In 2001, neuroscientist Gregory Scott Berns conducted a fascinating brain study that revealed a surprising truth about human motivation. His experiment explored how people respond to predictable versus unpredictable rewards.

The Experiment

Berns gathered 25 adults and divided them into 2 groups, each receiving liquid drops while their brains were scanned:

  • Group 1: Received predictable rewards (alternating juice or water every 10 seconds.)

  • Group 2: Received random, unpredictable rewards (they received fruit juice or water, but at random intervals.)

Predictable & Unpredictable Rewards

The Surprising Results

The brain responses between the 2 groups showed striking differences:

  • Predictable Rewards: Group 1's dopamine response dropped steadily. Their brains quickly lost interest in the same, expected reward.

  • Unpredictable Rewards: Group 2's dopamine levels stayed high. The randomness kept their brains excited and engaged.

Dopamine Hits

The most shocking discovery? It didn’t matter whether participants liked the juice. The randomness itself was enough to keep the brain's reward system activated.

Why Habit Trackers Fall Short

Personal experience confirms this research. I've tried habit trackers for many years and even had a streak of over 500 but I wasn't doing anything productive. The streak was huge so I was dragging it just so I could maintain the streak.

Habit trackers do work initially but lose their motivational punch over time. Why? They're too predictable.

Checking off a daily task becomes monotonous. The brain craves excitement and novelty.

The Lottery's Psychological Appeal

Lotteries, on the other hand, are based on unpredictability. You never know if you'll win a small prize or hit the jackpot. That unpredictability keeps people buying tickets.

But there’s more to why people, especially those with lower incomes, tend to buy lottery tickets, even though the chances of winning are slim.

In the book The Psychology of Money, the first chapter titled No One's Crazy explains another reason. For many, the lottery represents a rare chance for life-changing money, even if the odds are against them.

Why poor people buy lottery tickets

These two factors—unpredictability and the hope for a big win—explain why poor people keep buying lottery tickets.

Making Habits Stick

To create lasting motivation, introduce unpredictable rewards into your habit-building process. Simply maintaining a streak doesn't guarantee meaningful progress.

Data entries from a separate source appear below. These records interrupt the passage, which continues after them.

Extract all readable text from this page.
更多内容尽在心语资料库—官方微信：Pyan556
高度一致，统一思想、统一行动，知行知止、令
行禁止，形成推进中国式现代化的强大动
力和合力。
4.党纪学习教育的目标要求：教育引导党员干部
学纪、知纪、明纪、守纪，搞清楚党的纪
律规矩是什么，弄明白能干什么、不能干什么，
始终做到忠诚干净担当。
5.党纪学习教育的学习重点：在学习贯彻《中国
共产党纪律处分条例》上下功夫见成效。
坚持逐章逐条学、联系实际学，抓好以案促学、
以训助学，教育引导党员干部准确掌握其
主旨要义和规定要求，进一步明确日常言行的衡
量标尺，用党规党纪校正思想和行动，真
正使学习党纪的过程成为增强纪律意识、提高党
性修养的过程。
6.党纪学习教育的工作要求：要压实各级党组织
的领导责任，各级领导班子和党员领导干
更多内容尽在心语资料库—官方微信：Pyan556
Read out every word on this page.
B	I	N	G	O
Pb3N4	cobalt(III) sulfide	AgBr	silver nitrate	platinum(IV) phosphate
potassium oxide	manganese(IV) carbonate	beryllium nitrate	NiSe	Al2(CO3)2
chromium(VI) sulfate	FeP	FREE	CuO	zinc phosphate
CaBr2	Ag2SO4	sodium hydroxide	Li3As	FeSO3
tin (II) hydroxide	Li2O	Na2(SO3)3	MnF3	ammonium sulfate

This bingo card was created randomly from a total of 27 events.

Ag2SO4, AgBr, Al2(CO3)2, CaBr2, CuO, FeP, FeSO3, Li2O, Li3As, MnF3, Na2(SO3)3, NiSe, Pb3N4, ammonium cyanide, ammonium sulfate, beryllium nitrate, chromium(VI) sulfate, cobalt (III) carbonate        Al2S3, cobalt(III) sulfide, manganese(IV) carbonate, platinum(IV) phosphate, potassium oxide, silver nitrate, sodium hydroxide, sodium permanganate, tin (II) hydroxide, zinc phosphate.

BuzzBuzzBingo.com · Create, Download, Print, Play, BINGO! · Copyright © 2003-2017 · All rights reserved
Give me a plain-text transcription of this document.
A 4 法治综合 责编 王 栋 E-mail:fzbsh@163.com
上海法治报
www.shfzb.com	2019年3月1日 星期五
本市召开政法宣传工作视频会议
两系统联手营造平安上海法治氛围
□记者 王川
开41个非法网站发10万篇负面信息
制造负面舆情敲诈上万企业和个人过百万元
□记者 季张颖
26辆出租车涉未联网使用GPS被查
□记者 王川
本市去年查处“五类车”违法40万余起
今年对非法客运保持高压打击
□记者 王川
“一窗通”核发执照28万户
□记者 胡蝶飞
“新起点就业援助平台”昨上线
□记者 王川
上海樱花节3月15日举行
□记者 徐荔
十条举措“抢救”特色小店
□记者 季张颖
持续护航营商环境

Consider the Duolingo phenomenon: Many users maintain impressive 1000-day streaks without truly mastering the basics of a language. You don't need 1000 days to learn the basics of a language. Kids learn at that speed.

A Broader Life Lesson

The same principle applies to other areas of life. Eating the same meal every day gets boring. Even relationships get stale if there’s no variety or excitement unless you spice it up from time to time.

Predictability is boring. Sprinkle unpredictability to keep your brain engaged and motivated. This principle can be used while doing random giveaways, in relationships, and anything that requires gamification. You can even use it on yourself to get work done by rewarding yourself with random stuff.